Uitspraak
uitspraak van de enkelvoudige kamer van 20 januari 2025 in de zaak tussen
[eiseres] , uit [woonplaats] , eiseres
[naam 1]uit [plaatsnaam] (vergunninghoudster)
Rechtbank Rotterdam
In deze uitspraak van de Rechtbank Rotterdam op 20 januari 2025, wordt het beroep van eiseres tegen de afwijzing van haar handhavingsverzoek beoordeeld. Eiseres, vertegenwoordigd door mr. B. Benard, had bezwaar gemaakt tegen de afwijzing van haar verzoek om handhaving van de Wet algemene bepalingen omgevingsrecht (Wabo) met betrekking tot de bouw van 111 flexwoningen in Middelharnis. Het college van burgemeester en wethouders van Goeree-Overflakkee, vertegenwoordigd door mr. D.C. Alblas, had het verzoek afgewezen met het argument dat er concreet zicht op legalisatie was, aangezien er een omgevingsvergunning was aangevraagd. De rechtbank heeft op 13 december 2024 de zaak behandeld, waarbij eiseres en haar gemachtigde aanwezig waren, evenals de gemachtigde van het college en de vergunninghoudster, vertegenwoordigd door mr. J.M. van Koeveringe-Dekker.

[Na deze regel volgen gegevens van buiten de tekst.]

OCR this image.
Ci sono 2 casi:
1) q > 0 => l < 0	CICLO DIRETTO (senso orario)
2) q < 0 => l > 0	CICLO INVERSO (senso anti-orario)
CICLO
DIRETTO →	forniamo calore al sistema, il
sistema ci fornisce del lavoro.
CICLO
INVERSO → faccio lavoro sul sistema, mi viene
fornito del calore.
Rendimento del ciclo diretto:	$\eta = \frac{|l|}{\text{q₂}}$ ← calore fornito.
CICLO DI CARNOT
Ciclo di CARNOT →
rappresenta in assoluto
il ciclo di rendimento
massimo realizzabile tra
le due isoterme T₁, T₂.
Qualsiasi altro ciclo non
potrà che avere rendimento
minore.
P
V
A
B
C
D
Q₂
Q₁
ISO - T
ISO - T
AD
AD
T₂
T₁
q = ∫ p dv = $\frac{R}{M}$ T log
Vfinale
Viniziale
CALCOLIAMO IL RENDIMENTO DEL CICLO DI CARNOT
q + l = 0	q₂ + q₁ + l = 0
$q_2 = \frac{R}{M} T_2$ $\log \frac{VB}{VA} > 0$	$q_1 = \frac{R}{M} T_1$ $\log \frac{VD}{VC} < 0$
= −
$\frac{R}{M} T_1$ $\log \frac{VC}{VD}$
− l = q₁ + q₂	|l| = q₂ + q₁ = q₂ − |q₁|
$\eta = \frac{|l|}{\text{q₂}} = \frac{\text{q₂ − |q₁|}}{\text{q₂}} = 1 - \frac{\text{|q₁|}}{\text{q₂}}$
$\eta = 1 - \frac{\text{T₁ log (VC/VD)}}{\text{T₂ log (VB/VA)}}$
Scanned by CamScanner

De rechtbank oordeelt dat eiseres ontvankelijk is in haar beroep, ondanks de afstand van 193 meter tot de bouwlocatie. De rechtbank stelt vast dat de gevolgen van de bouw voor eiseres niet van geringe betekenis zijn, gezien de omvang van het project en de impact op de leefomgeving. De rechtbank concludeert dat er ten tijde van het handhavingsverzoek inderdaad concreet zicht op legalisatie was, omdat het ontwerpbesluit tot verlening van de omgevingsvergunning ter inzage was gelegd. De rechtbank oordeelt dat het college terecht heeft afgezien van handhaving, gezien de urgente noodzaak voor de opvang van Oekraïense ontheemden en de belangenafweging die het college heeft gemaakt. Het beroep van eiseres wordt ongegrond verklaard, wat betekent dat zij geen gelijk krijgt en geen vergoeding van proceskosten ontvangt.